1989年のジャパンオープンが小樽カントリークラブで開催されました。
ジャパンオープンは、2度の仕切り直しのあとのパット決めて復活優勝した尾崎将司プロが、翌年も優勝し、2年連続優勝で迎えた3連覇のかかった試合でした。

最終日は、最終組に尾崎将司プロ、ひとつ前の組で中島常幸プロという組み合わせでスタート。

当日は、ギャラリーが最終組に集まり、ものすごい数に・・・。

ギャラリー整理の人数を増やして対応せざるを得ない状況になり、待機状態の私も中島常幸プロの組のギャラリー整理にかりだされました。

これぐらいのギャラリーになると、ギャラリー整理の役割も先先発隊・先発隊・本隊・後発隊という分担になります。

★先先発隊は、常に1ホール先(ティグランドにいるときにグリーンに行っている)に行き、ギャラリーの流れを止めたりします。

★先発隊は、半ホール先に行き、ティーショットの落ちるラフや林の中に入ったときなどに、そのボールのそばに行き、いち早くギャラリーの動きを静止したりします。

★本隊は、ギャラリーの動きなどを注意しながら「お静かに!!」ボードを上げて、ショット時のギャラリーの音を消す努力をします。最近では、カメラ付き携帯でだいぶ問題になっていますが、一昔前ならギャラリー整理とけんかになっていたでしょうね。それぐらい勝負にギャラリー整理もギャラリーも真剣に見入っていましたから・・・。

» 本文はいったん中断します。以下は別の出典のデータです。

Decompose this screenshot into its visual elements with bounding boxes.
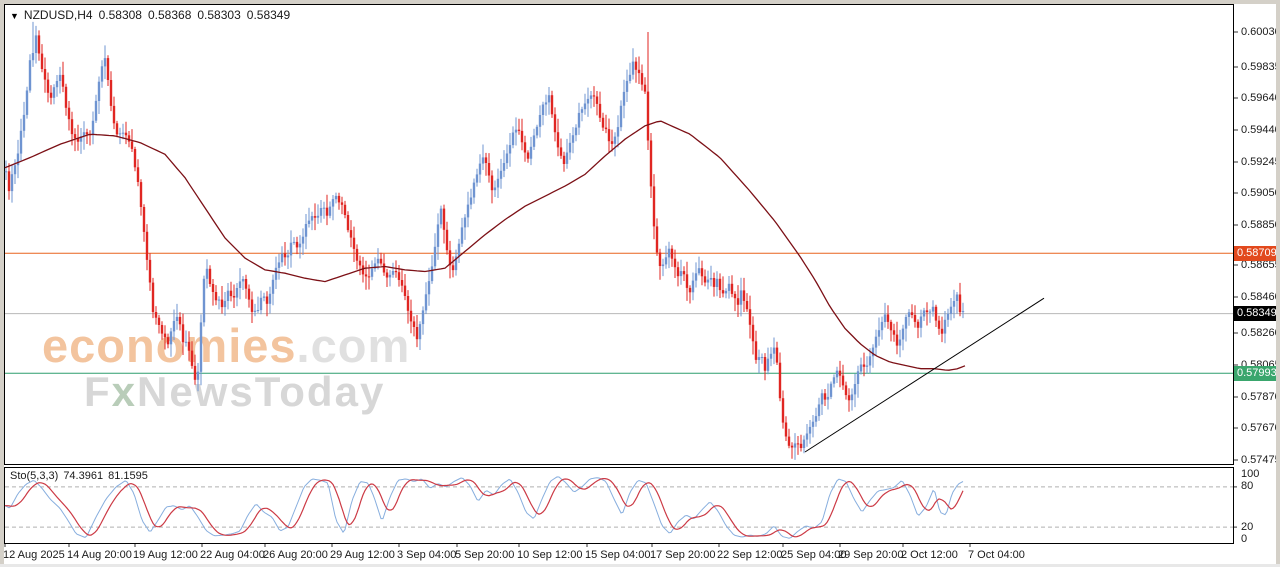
- date-axis-label: 12 Aug 2025: [3, 549, 65, 561]
- price-axis-label: 0.59245: [1241, 156, 1280, 168]
- indicator-axis-label: 100: [1241, 468, 1260, 480]
- price-axis-label: 0.57475: [1241, 454, 1280, 466]
- price-axis-label: 0.59640: [1241, 92, 1280, 104]
- window-edge-right: [1276, 0, 1280, 567]
- date-axis-label: 22 Aug 04:00: [200, 549, 265, 561]
- price-axis-label: 0.57870: [1241, 391, 1280, 403]
- price-axis-label: 0.60030: [1241, 26, 1280, 38]
- price-badge-resistance: 0.58709: [1234, 246, 1280, 261]
- indicator-panel[interactable]: [4, 467, 1234, 544]
- date-axis-label: 25 Sep 04:00: [781, 549, 847, 561]
- date-axis-label: 26 Aug 20:00: [263, 549, 328, 561]
- price-axis-label: 0.59440: [1241, 124, 1280, 136]
- date-axis-label: 2 Oct 12:00: [901, 549, 958, 561]
- indicator-axis-label: 0: [1241, 533, 1248, 545]
- window-edge-left: [0, 0, 4, 567]
- price-axis-label: 0.57670: [1241, 422, 1280, 434]
- date-axis-label: 19 Aug 12:00: [133, 549, 198, 561]
- price-axis-label: 0.58460: [1241, 291, 1280, 303]
- price-badge-support: 0.57993: [1234, 366, 1280, 381]
- price-axis-label: 0.59050: [1241, 187, 1280, 199]
- date-axis-label: 14 Aug 20:00: [67, 549, 132, 561]
- trendline[interactable]: [804, 297, 1045, 453]
- date-axis-label: 7 Oct 04:00: [968, 549, 1025, 561]
- stochastic-main-line: [4, 476, 964, 539]
- price-axis-label: 0.58260: [1241, 327, 1280, 339]
- moving-average-line[interactable]: [4, 120, 966, 371]
- main-chart-panel[interactable]: [4, 4, 1234, 465]
- price-axis-label: 0.58850: [1241, 219, 1280, 231]
- date-axis-label: 22 Sep 12:00: [717, 549, 783, 561]
- stochastic-signal-line: [5, 478, 964, 538]
- indicator-axis-label: 20: [1241, 521, 1254, 533]
- price-axis-label: 0.58655: [1241, 259, 1280, 271]
- date-axis-label: 10 Sep 12:00: [517, 549, 583, 561]
- price-badge-current: 0.58349: [1234, 306, 1280, 321]
- window-edge-bottom: [0, 564, 1280, 567]
- window-edge-top: [0, 0, 1280, 4]
- date-axis-label: 29 Sep 20:00: [838, 549, 904, 561]
- date-axis-label: 15 Sep 04:00: [585, 549, 651, 561]
- indicator-axis-label: 80: [1241, 480, 1254, 492]
- date-axis-label: 29 Aug 12:00: [330, 549, 395, 561]
- date-axis-label: 3 Sep 04:00: [397, 549, 457, 561]
- date-axis-label: 17 Sep 20:00: [650, 549, 716, 561]
- price-axis-label: 0.59835: [1241, 61, 1280, 73]
- date-axis-label: 5 Sep 20:00: [455, 549, 515, 561]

★後発隊は、最後を歩き、コース内にギャラリーが入り込まないように注意していくのです。

ギャラリー整理だけでも、こんなに細かく役割分担があるのです。
当然、トーナメント運営会社の方々もプロ一人に担当一人というガードでした。


その中で、中島常幸プロが逆転して迎えた最終ホール。
ティショットがフェアウェイセンターへ。
(偶然にも僕はセカンドショットを真後ろで見ることができる角度でギャラリー整理ができました)

北海道は、洋芝のためボールが沈みます。クリーンに打つことが難しいために、その当時は、ターフを薄く長く取るという技術が必要でした。

真後ろから見た中島常幸プロのセカンドショットは、逆光の中、「わらじ」のような長さのターフが右斜め前方に、ボールがその影から、きれいなドローボールで、ピンに向かっていくという、なんとも言えないきれいなショットでした。

一瞬の静寂の中、ピンそばについたボールで大歓声が起き、中島常幸プロが最終ホールバーディで決着をつけた試合でした。


プロの試合の中で、一番印象に残っているショットです。
たぶんこれからもずっと・・・。
あれほど見入ったショットはありませんでした。